L’architecture du projet repose sur le modèle de Financement de Projet pour la Permanence (PFP). À la différence des subventions classiques, ce dispositif de ‘‘fiducie’’ conditionne les décaissements à l’atteinte d’engagements législatifs et de performance technique. En outre, pour l’État, ce partenariat prescrit une gouvernance par résultats, tout en offrant aux bailleurs institutionnels et privés une garantie de pérennité de l’investissement face aux risques de volatilité institutionnelle.
En retirant des millions d’hectares du marché des concessions extractives, le pays mise sur la valorisation de son Capital Naturel, un actif dont la valeur pourrait atteindre 4,36 milliards de dollars selon la BAD. Cette entente doit permettre de porter la sanctuarisation à 30 % des terres et espaces marins du pays d’ici 2030. La vaste forêt tropicale abrite la faune et la faune, y compris 60 % des éléphants de forêt restants en danger critique d’extinction, selon le Programme des Nations Unies pour le développement.

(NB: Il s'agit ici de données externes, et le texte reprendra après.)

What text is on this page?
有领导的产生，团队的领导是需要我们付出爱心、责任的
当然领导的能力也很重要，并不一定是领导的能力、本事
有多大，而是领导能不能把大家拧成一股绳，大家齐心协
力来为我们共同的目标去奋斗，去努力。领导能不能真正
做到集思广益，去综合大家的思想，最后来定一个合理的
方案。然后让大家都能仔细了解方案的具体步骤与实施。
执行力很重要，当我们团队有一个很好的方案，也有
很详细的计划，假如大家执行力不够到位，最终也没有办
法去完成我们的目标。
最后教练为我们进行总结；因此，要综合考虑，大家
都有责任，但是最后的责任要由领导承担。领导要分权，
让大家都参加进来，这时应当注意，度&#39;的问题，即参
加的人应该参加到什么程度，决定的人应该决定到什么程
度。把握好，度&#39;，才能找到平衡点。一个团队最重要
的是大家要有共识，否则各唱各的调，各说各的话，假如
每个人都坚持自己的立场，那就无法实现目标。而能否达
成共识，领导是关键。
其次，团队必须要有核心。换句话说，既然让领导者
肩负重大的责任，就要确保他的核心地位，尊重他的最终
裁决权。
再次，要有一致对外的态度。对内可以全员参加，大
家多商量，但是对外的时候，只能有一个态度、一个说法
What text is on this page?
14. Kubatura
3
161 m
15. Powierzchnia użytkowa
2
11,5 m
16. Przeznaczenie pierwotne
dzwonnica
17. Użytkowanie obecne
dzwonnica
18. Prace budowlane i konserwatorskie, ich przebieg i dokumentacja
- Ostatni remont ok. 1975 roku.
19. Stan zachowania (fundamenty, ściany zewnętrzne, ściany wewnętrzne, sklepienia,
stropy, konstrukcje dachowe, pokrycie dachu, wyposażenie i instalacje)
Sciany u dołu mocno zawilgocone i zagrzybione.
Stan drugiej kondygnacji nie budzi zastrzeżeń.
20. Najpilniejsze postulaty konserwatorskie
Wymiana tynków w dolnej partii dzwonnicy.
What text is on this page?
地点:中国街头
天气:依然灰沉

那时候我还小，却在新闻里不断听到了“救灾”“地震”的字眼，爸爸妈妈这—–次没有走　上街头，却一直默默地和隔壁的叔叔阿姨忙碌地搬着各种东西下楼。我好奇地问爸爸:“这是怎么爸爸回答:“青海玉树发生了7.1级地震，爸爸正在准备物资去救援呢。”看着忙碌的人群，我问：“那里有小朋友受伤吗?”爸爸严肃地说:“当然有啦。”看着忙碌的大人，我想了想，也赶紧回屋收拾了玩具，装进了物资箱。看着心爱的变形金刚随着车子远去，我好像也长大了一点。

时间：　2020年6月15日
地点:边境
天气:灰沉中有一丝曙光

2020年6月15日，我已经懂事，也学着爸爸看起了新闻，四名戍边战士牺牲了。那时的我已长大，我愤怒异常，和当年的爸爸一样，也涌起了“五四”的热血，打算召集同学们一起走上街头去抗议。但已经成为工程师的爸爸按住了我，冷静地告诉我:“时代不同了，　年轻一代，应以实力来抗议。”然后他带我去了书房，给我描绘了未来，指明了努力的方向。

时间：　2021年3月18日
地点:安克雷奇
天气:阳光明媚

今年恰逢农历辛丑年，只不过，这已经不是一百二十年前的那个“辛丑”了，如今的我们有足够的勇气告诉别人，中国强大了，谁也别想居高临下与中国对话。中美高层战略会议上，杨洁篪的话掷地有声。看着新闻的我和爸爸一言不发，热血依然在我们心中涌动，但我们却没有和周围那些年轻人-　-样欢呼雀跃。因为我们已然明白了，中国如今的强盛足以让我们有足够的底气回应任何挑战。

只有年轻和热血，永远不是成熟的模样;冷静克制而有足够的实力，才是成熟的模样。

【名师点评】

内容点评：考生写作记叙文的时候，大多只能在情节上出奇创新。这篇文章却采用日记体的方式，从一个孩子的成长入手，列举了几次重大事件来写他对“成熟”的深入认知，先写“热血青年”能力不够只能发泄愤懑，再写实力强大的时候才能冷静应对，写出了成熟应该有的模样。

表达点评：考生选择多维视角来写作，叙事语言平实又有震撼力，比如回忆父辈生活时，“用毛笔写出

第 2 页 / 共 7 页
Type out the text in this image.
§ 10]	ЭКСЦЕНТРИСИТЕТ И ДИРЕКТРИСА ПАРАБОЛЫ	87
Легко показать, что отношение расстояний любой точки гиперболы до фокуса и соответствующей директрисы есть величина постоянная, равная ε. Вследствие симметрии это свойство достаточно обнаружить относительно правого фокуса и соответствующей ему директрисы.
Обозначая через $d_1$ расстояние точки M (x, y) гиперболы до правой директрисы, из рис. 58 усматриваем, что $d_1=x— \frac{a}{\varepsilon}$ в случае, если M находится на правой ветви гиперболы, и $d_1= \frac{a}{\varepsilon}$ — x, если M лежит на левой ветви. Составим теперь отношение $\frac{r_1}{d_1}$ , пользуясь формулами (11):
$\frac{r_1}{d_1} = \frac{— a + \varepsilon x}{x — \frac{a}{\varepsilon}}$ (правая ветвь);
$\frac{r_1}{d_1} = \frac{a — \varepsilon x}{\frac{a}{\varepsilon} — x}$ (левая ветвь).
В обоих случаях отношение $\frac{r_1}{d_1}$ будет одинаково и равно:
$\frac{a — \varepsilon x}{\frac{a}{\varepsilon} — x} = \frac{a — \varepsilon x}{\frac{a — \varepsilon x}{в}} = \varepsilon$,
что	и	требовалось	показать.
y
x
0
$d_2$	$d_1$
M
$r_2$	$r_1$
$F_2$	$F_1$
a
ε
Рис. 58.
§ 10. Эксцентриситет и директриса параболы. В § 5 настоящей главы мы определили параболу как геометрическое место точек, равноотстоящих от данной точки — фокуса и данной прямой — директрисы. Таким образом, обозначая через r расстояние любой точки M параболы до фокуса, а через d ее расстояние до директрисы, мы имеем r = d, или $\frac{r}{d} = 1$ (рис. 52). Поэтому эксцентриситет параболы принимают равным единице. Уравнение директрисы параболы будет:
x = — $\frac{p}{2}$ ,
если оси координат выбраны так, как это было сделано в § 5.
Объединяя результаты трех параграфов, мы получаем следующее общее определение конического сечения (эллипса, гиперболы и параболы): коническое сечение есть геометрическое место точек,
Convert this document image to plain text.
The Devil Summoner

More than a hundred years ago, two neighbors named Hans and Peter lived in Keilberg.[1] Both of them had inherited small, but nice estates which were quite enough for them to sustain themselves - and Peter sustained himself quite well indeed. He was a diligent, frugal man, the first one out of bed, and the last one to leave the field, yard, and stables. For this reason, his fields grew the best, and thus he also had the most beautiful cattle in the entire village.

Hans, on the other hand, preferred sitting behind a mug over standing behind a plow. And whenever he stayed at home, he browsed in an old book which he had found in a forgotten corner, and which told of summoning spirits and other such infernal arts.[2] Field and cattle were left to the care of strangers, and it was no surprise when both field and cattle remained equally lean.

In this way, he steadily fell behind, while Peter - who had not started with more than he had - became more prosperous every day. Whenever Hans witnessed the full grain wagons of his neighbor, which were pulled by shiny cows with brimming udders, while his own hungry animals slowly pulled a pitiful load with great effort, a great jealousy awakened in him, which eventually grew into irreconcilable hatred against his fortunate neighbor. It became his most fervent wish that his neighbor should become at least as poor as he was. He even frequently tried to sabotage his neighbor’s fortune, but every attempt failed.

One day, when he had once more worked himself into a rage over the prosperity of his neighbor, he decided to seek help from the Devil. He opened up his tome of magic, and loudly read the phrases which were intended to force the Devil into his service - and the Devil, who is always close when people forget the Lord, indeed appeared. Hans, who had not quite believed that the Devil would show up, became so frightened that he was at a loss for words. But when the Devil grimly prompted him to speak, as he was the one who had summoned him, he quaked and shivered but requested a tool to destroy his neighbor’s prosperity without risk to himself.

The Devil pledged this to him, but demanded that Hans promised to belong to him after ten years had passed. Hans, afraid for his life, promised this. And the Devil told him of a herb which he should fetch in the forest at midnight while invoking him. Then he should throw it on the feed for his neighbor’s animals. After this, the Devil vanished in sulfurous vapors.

L’investissement envisage également la conversion de la biomasse forestière en un actif financier de premier plan, capable de générer des crédits carbone de haute qualité, certifiés selon les standards de la finance internationale.
L’implication du Bezos Earth Fund assure le Gabon comme un laboratoire africain de la conservation bancable.
En alignant les intérêts nationaux sur les flux de capitaux de la Big Tech (désormais réorientée vers la lutte contre le changement climatique), le Gabon permet une redéfinition de la valeur des économies du Bassin du Congo.